Don’t mimic Blair
Since 1 January is traditionally the moment for facing grim reality, and since we are now only 14 weeks from the official opening of the general election campaign, it is time to consider a political singularity: the apparent — the appalling — success of the Labour government. In circumstances that would be almost fatal to a Tory administration, Mr Blair has just lost a close Cabinet colleague. He has recently returned from Baghdad, where he saw the catastrophic consequences of the coalition operation in Iraq. Many of us who supported the war did so in the hope that it would be in the interests of the Iraqi people. Those hopes now look forlorn. As for the government’s stated justification for the war, that Saddam possessed weapons of mass destruction, this magazine never believed it, and in so far as the Prime Minister deceived Parliament and public about the extent of the threat, we continue in our view that he deserves to be impeached.
Mr Blair has led a government that has been legislatively profligate on an unprecedented scale, and the fiscal consequences of that legislation are now being felt. In November, the Treasury was forced to borrow £9.4 billion, £2 billion more than forecast, and the one certainty of a Labour victory is that it will be followed by tax rises of around £10 billion, partly to pay for the 500,000 public sector jobs created since 1997. Pensions have been fleeced. Hospitals are infested with lethal bugs; householders are murdered by burglars — but how does the political Nikkei respond? Labour’s lead rose by two points following Mr Blunkett’s resignation, giving Blair the prospect of a whopping 150-seat majority on 5 May.
Does the Prime Minister really command such a perverse loyalty in the electorate? He does not. Labour’s anti-gravitational poll lead is a function not of Blair’s popularity but of the Tory failure so far to convince the electorate that the Conservatives are a government in waiting, or, to be frank, that they stand for anything in particular that is not already represented by Mr Blair.
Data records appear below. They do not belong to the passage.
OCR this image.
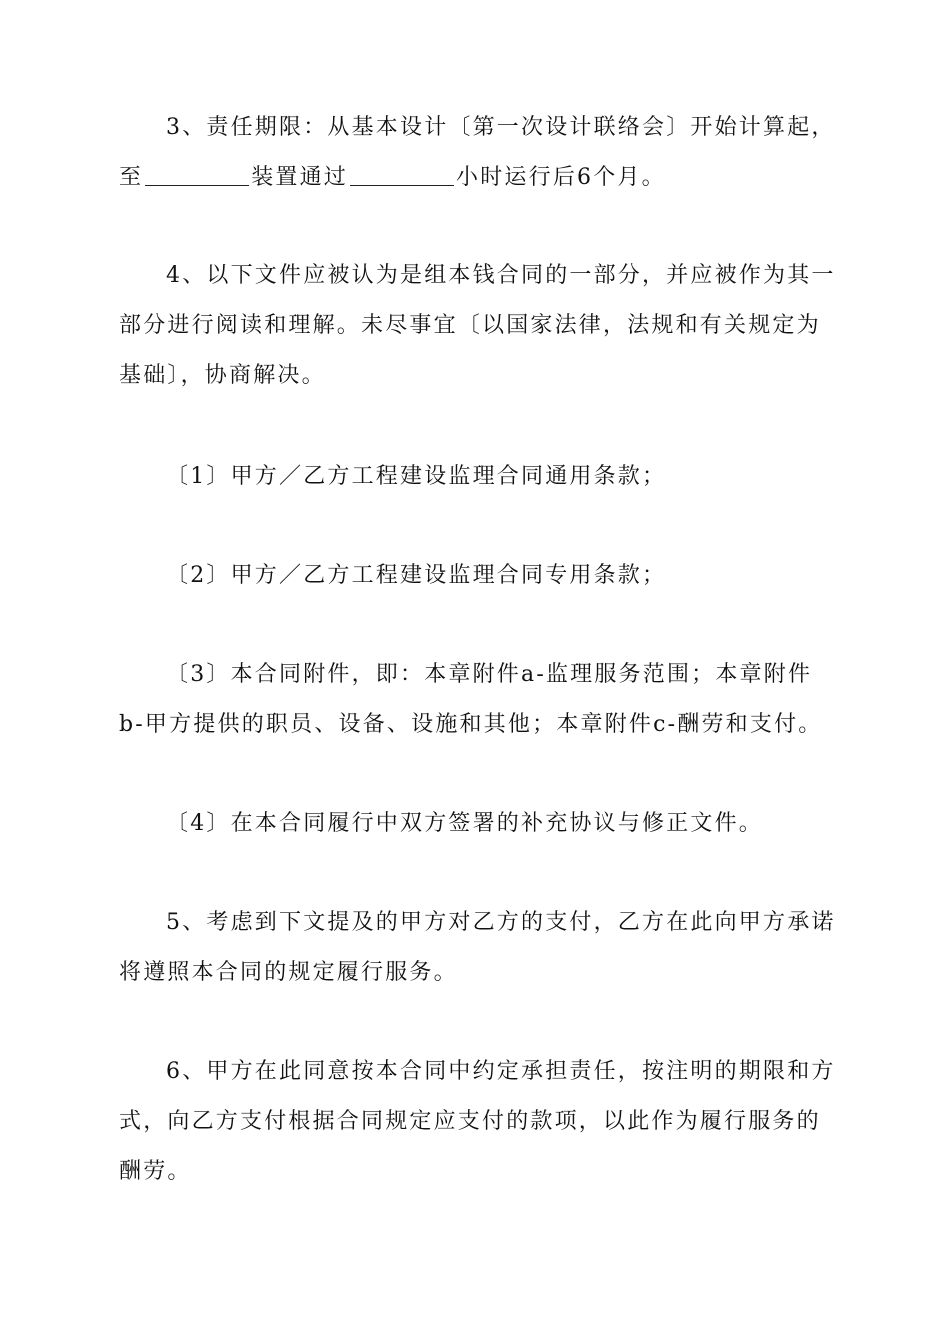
3、责任期限：从基本设计〔第一次设计联络会〕开始计算起，
至	装置通过	小时运行后6个月。
4、以下文件应被认为是组本钱合同的一部分，并应被作为其一
部分进行阅读和理解。未尽事宜〔以国家法律，法规和有关规定为
基础〕，协商解决。
〔1〕甲方／乙方工程建设监理合同通用条款；
〔2〕甲方／乙方工程建设监理合同专用条款；
〔3〕本合同附件，即：本章附件a-监理服务范围；本章附件
b-甲方提供的职员、设备、设施和其他；本章附件c-酬劳和支付。
〔4〕在本合同履行中双方签署的补充协议与修正文件。
5、考虑到下文提及的甲方对乙方的支付，乙方在此向甲方承诺
将遵照本合同的规定履行服务。
6、甲方在此同意按本合同中约定承担责任，按注明的期限和方
式，向乙方支付根据合同规定应支付的款项，以此作为履行服务的
酬劳。
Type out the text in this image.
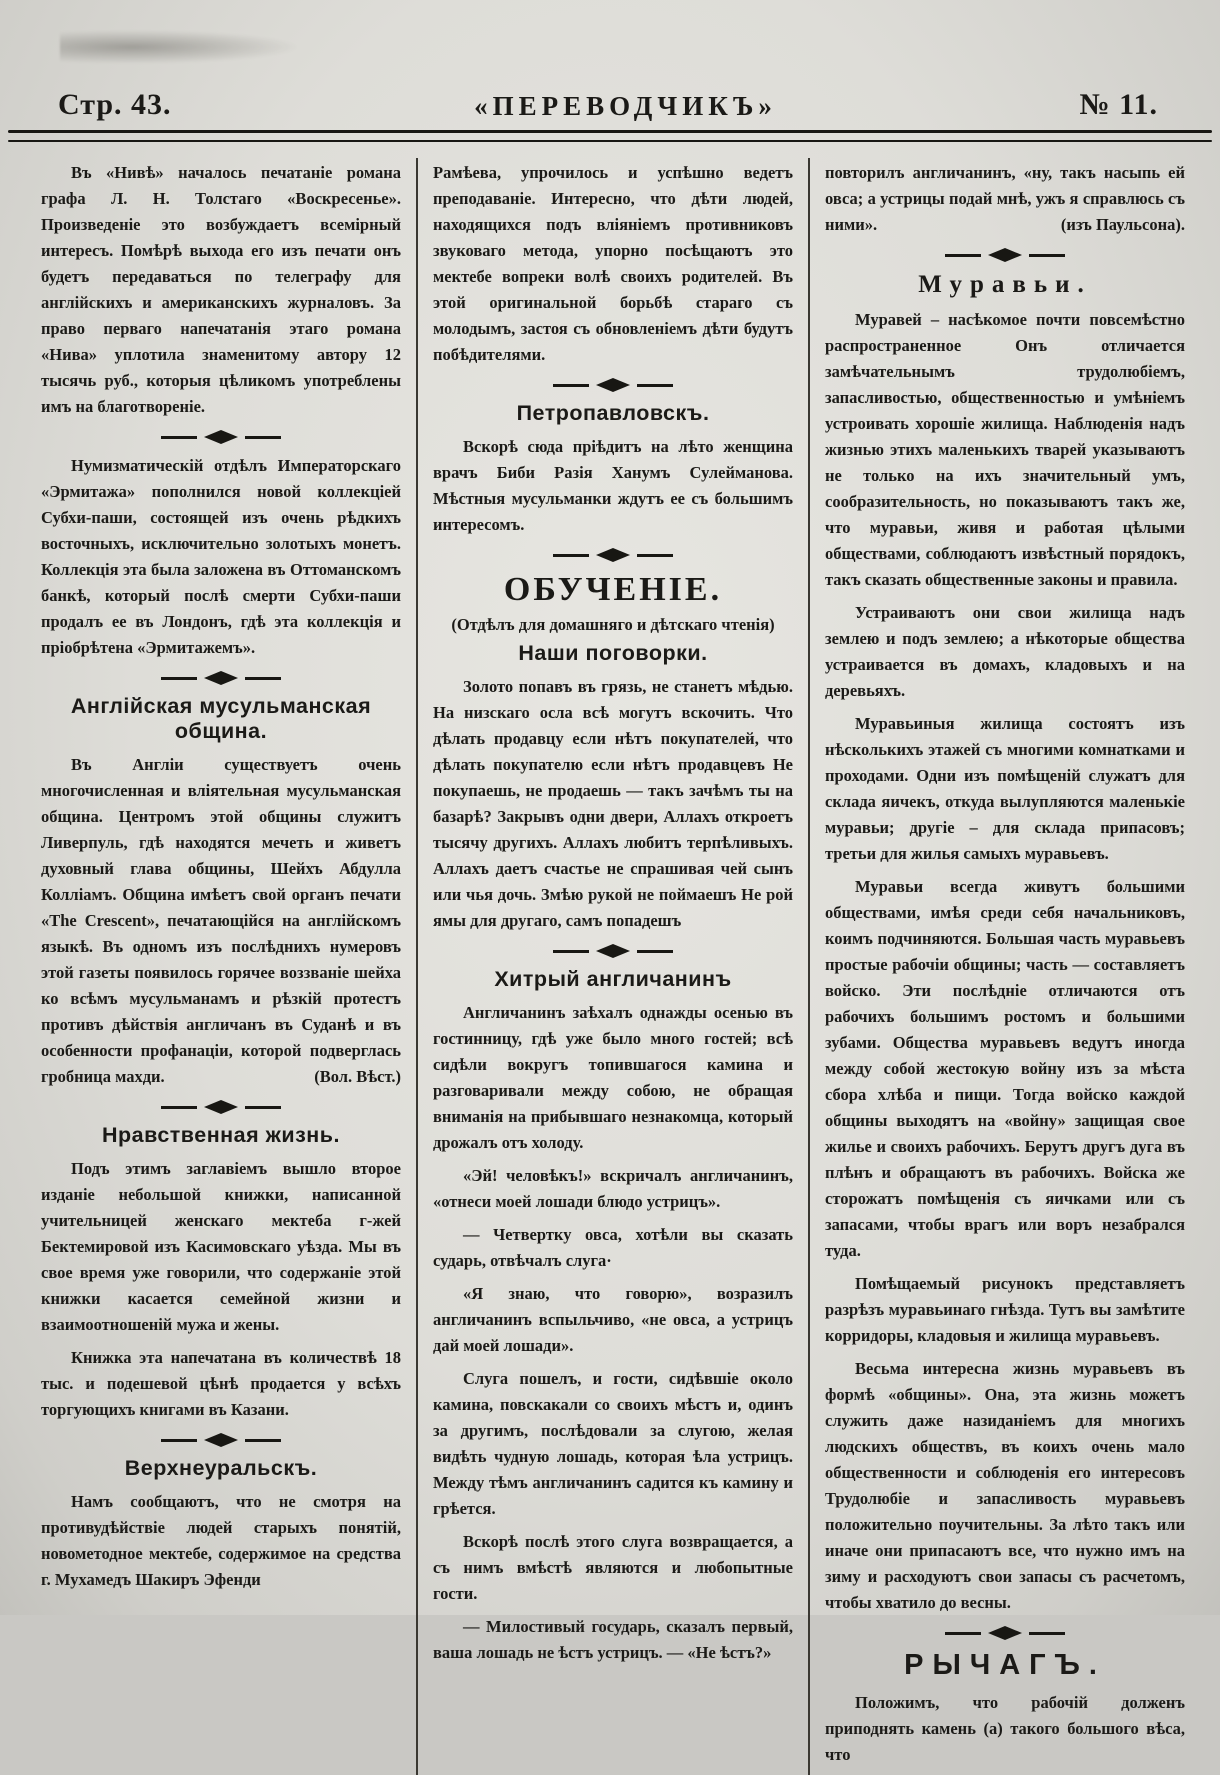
Стр. 43.	«ПЕРЕВОДЧИКЪ»	№ 11.

Въ «Нивѣ» началось печатаніе романа графа Л. Н. Толстаго «Воскресенье». Произведеніе это возбуждаетъ всемірный интересъ. Помѣрѣ выхода его изъ печати онъ будетъ передаваться по телеграфу для англійскихъ и американскихъ журналовъ. За право перваго напечатанія этаго романа «Нива» уплотила знаменитому автору 12 тысячь руб., которыя цѣликомъ употреблены имъ на благотвореніе.

Нумизматическій отдѣлъ Императорскаго «Эрмитажа» пополнился новой коллекціей Субхи-паши, состоящей изъ очень рѣдкихъ восточныхъ, исключительно золотыхъ монетъ. Коллекція эта была заложена въ Оттоманскомъ банкѣ, который послѣ смерти Субхи-паши продалъ ее въ Лондонъ, гдѣ эта коллекція и пріобрѣтена «Эрмитажемъ».

Англійская мусульманская община.

Въ Англіи существуетъ очень многочисленная и вліятельная мусульманская община. Центромъ этой общины служитъ Ливерпуль, гдѣ находятся мечеть и живетъ духовный глава общины, Шейхъ Абдулла Колліамъ. Община имѣетъ свой органъ печати «The Crescent», печатающійся на англійскомъ языкѣ. Въ одномъ изъ послѣднихъ нумеровъ этой газеты появилось горячее воззваніе шейха ко всѣмъ мусульманамъ и рѣзкій протестъ противъ дѣйствія англичанъ въ Суданѣ и въ особенности профанаціи, которой подверглась гробница махди.	(Вол. Вѣст.)

Нравственная жизнь.

Подъ этимъ заглавіемъ вышло второе изданіе небольшой книжки, написанной учительницей женскаго мектеба г-жей Бектемировой изъ Касимовскаго уѣзда. Мы въ свое время уже говорили, что содержаніе этой книжки касается семейной жизни и взаимоотношеній мужа и жены.

Книжка эта напечатана въ количествѣ 18 тыс. и подешевой цѣнѣ продается у всѣхъ торгующихъ книгами въ Казани.

Верхнеуральскъ.

Намъ сообщаютъ, что не смотря на противудѣйствіе людей старыхъ понятій, новометодное мектебе, содержимое на средства г. Мухамедъ Шакиръ Эфенди

Рамѣева, упрочилось и успѣшно ведетъ преподаваніе. Интересно, что дѣти людей, находящихся подъ вліяніемъ противниковъ звуковаго метода, упорно посѣщаютъ это мектебе вопреки волѣ своихъ родителей. Въ этой оригинальной борьбѣ стараго съ молодымъ, застоя съ обновленіемъ дѣти будутъ побѣдителями.

Петропавловскъ.

Вскорѣ сюда пріѣдитъ на лѣто женщина врачъ Биби Разія Ханумъ Сулейманова. Мѣстныя мусульманки ждутъ ее съ большимъ интересомъ.

ОБУЧЕНІЕ.
(Отдѣлъ для домашняго и дѣтскаго чтенія)
Наши поговорки.

Золото попавъ въ грязь, не станетъ мѣдью. На низскаго осла всѣ могутъ вскочить. Что дѣлать продавцу если нѣтъ покупателей, что дѣлать покупателю если нѣтъ продавцевъ Не покупаешь, не продаешь — такъ зачѣмъ ты на базарѣ? Закрывъ одни двери, Аллахъ откроетъ тысячу другихъ. Аллахъ любитъ терпѣливыхъ. Аллахъ даетъ счастье не спрашивая чей сынъ или чья дочь. Змѣю рукой не поймаешъ Не рой ямы для другаго, самъ попадешъ

Хитрый англичанинъ

Англичанинъ заѣхалъ однажды осенью въ гостинницу, гдѣ уже было много гостей; всѣ сидѣли вокругъ топившагося камина и разговаривали между собою, не обращая вниманія на прибывшаго незнакомца, который дрожалъ отъ холоду.

«Эй! человѣкъ!» вскричалъ англичанинъ, «отнеси моей лошади блюдо устрицъ».

— Четвертку овса, хотѣли вы сказать сударь, отвѣчалъ слуга·

«Я знаю, что говорю», возразилъ англичанинъ вспыльчиво, «не овса, а устрицъ дай моей лошади».

Слуга пошелъ, и гости, сидѣвшіе около камина, повскакали со своихъ мѣстъ и, одинъ за другимъ, послѣдовали за слугою, желая видѣть чудную лошадь, которая ѣла устрицъ. Между тѣмъ англичанинъ садится къ камину и грѣется.

Вскорѣ послѣ этого слуга возвращается, а съ нимъ вмѣстѣ являются и любопытные гости.

— Милостивый государь, сказалъ первый, ваша лошадь не ѣстъ устрицъ. — «Не ѣстъ?»

повторилъ англичанинъ, «ну, такъ насыпь ей овса; а устрицы подай мнѣ, ужъ я справлюсь съ ними».	(изъ Паульсона).

Муравьи.

Муравей – насѣкомое почти повсемѣстно распространенное Онъ отличается замѣчательнымъ трудолюбіемъ, запасливостью, общественностью и умѣніемъ устроивать хорошіе жилища. Наблюденія надъ жизнью этихъ маленькихъ тварей указываютъ не только на ихъ значительный умъ, сообразительность, но показываютъ такъ же, что муравьи, живя и работая цѣлыми обществами, соблюдаютъ извѣстный порядокъ, такъ сказать общественные законы и правила.

Устраиваютъ они свои жилища надъ землею и подъ землею; а нѣкоторые общества устраивается въ домахъ, кладовыхъ и на деревьяхъ.

Муравьиныя жилища состоятъ изъ нѣсколькихъ этажей съ многими комнатками и проходами. Одни изъ помѣщеній служатъ для склада яичекъ, откуда вылупляются маленькіе муравьи; другіе – для склада припасовъ; третьи для жилья самыхъ муравьевъ.

Муравьи всегда живутъ большими обществами, имѣя среди себя начальниковъ, коимъ подчиняются. Большая часть муравьевъ простые рабочіи общины; часть — составляетъ войско. Эти послѣдніе отличаются отъ рабочихъ большимъ ростомъ и большими зубами. Общества муравьевъ ведутъ иногда между собой жестокую войну изъ за мѣста сбора хлѣба и пищи. Тогда войско каждой общины выходятъ на «войну» защищая свое жилье и своихъ рабочихъ. Берутъ другъ дуга въ плѣнъ и обращаютъ въ рабочихъ. Войска же сторожатъ помѣщенія съ яичками или съ запасами, чтобы врагъ или воръ незабрался туда.

Помѣщаемый рисунокъ представляетъ разрѣзъ муравьинаго гнѣзда. Тутъ вы замѣтите корридоры, кладовыя и жилища муравьевъ.

Весьма интересна жизнь муравьевъ въ формѣ «общины». Она, эта жизнь можетъ служить даже назиданіемъ для многихъ людскихъ обществъ, въ коихъ очень мало общественности и соблюденія его интересовъ Трудолюбіе и запасливость муравьевъ положительно поучительны. За лѣто такъ или иначе они припасаютъ все, что нужно имъ на зиму и расходуютъ свои запасы съ расчетомъ, чтобы хватило до весны.

РЫЧАГЪ.

Положимъ, что рабочій долженъ приподнять камень (а) такого большого вѣса, что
That is unfair on the Tories, of course. Oliver Letwin, the shadow chancellor, has explained how a Tory government would make the savings necessary to cut taxes, and how the Tories would simultaneously enact reforms to improve the public services. The Tories are in the process of refining imaginative policies on pensions, health and education, in which choice would not be an end in itself but a utensil for improvement. Only the Tories can make sense of the undemocratic nonsense Labour has made of our constitution, halting the stampede to regionalism, protecting local government, stopping the haemorrhage of authority to Brussels, rescuing the Lords from Labour’s cronyist vandalism, and remedying the infamous system under which Scottish MPs can vote, for instance, to ban hunting in England, when English MPs have no such say over corresponding questions in Scotland. Last month, in these pages, Lord Butler of Brockwell summed up all that was wrong with the Labour government when he spoke of the undue political pressure on civil servants; and that criticism was clearly exemplified in the Budd report on David Blunkett. But the worst feature of the government, from the electorate’s point of view, is its tendency to enact unnecessary legislation, or, as the former Cabinet secretary put it, ‘a huge number of extremely bad Bills’.
It is worth remembering that 99 per cent of the time it is the Tories who try to protect the public from this bad government, and the Liberal Democrats who serve as a pathetic amen corner for Blairism. That is why it beggars belief that the Tories should now be supporting ID cards. As David Blunkett himself admitted, the ID card would not in itself be much of a protection against terrorists, and it is irrelevant in the struggle against asylumseekers wrongly claiming benefits, since they must already carry ID. The objection to the measure is not just that it will create 31 new offences and amount to an £85 poll tax, but that it will give the authorities ever greater powers to bore and persecute the innocent.
An ID card of this kind, normally introduced in time of war, amounts to a fundamental change in the relationship between the individual and the state, and Conservatives ought to be viscerally opposed. If they believe it will be used to round up illegal immigrants and ‘put them on the banana boat home’, they are naive. It will mean that the state has looped an invisible thread about our ankles, which it can yank at will. It is a potentially odious measure. The police do not need more powers; they need to be given a different lead, and to be told that their job is to protect the public, and to serve the interests of the victim, and not to assign some bizarre parity of consideration to victim and criminal.
It will take a Tory government to give them that lead, just as it will take a Tory government to fight for democracy and taxpayer value. But it is also a prime function of Conservatism to remember the hidden strengths of keeping things as they are, and to mount a sceptical resistance to bad reform. If the Tories are to have any hope of pointing up the good differences between themselves and Blair, there is no sense in parroting one of his worst ideas.